A brasileira Fabíola da Costa, de 32 anos, que estava em estado vegetativo nos Estados Unidos desde setembro de 2024, retornou ao Brasil na noite de segunda-feira (20) em uma UTI aérea financiada por amigos. A aeronave pousou no Aeroporto Regional da Zona da Mata, em Goianá (MG), e Fabíola foi levada em seguida ao Hospital Ana Nery, em Juiz de Fora, onde passará por novos exames antes de seguir para casa.
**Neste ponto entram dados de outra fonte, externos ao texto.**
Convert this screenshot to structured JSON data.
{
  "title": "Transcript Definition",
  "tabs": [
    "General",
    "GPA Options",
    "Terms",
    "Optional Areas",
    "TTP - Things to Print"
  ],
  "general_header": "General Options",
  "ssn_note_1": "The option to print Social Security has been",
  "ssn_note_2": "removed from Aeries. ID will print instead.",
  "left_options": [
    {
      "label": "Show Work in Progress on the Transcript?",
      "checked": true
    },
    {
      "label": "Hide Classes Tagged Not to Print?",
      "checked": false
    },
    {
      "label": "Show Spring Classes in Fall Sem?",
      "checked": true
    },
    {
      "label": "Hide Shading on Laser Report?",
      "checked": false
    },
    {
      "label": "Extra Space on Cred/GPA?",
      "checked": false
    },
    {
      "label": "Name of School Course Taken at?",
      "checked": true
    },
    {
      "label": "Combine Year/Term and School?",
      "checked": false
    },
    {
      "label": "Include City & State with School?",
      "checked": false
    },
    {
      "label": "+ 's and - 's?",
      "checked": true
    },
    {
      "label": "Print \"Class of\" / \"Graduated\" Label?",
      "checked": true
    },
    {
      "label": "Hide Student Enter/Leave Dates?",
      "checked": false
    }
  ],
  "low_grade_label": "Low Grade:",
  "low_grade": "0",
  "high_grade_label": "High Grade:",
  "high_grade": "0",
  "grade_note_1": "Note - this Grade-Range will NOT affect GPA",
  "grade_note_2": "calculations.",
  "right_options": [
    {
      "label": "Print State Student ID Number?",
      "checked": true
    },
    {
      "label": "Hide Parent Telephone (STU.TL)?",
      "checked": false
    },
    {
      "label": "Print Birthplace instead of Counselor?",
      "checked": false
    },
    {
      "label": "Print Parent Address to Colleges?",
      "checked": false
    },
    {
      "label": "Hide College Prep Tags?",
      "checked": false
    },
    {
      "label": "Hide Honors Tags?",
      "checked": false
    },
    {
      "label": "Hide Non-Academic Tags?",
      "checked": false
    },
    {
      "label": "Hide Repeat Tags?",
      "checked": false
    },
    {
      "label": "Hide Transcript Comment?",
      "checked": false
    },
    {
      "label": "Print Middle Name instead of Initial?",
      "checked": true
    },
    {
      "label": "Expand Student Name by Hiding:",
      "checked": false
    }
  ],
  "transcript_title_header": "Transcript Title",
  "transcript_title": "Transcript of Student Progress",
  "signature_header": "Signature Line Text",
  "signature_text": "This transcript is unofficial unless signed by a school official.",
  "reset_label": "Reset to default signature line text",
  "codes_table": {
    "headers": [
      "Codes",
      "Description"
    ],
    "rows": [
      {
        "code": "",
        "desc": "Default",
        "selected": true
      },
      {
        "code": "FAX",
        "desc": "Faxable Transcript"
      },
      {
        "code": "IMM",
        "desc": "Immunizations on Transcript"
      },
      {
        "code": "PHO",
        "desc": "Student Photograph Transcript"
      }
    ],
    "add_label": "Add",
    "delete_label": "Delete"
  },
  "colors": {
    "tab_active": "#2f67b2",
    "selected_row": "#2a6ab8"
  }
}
O retorno só foi possível graças à solidariedade de três amigos que se uniram para pagar o valor que faltava para o transporte — estimado em R$ 1 milhão. O marido de Fabíola, Ubiratan Rodrigues, contou que a família já havia arrecadado mais de R$ 500 mil, mas ainda não tinha o suficiente para custear a viagem de avião. Ele preferiu não divulgar a identidade dos doadores, que pediram anonimato.
Antes dessa ajuda, o plano era cruzar o continente em um motorhome adaptado, em uma viagem terrestre de 50 dias entre Orlando e Juiz de Fora, passando por 11 países. A alternativa, porém, foi descartada assim que o grupo de amigos decidiu bancar o transporte aéreo.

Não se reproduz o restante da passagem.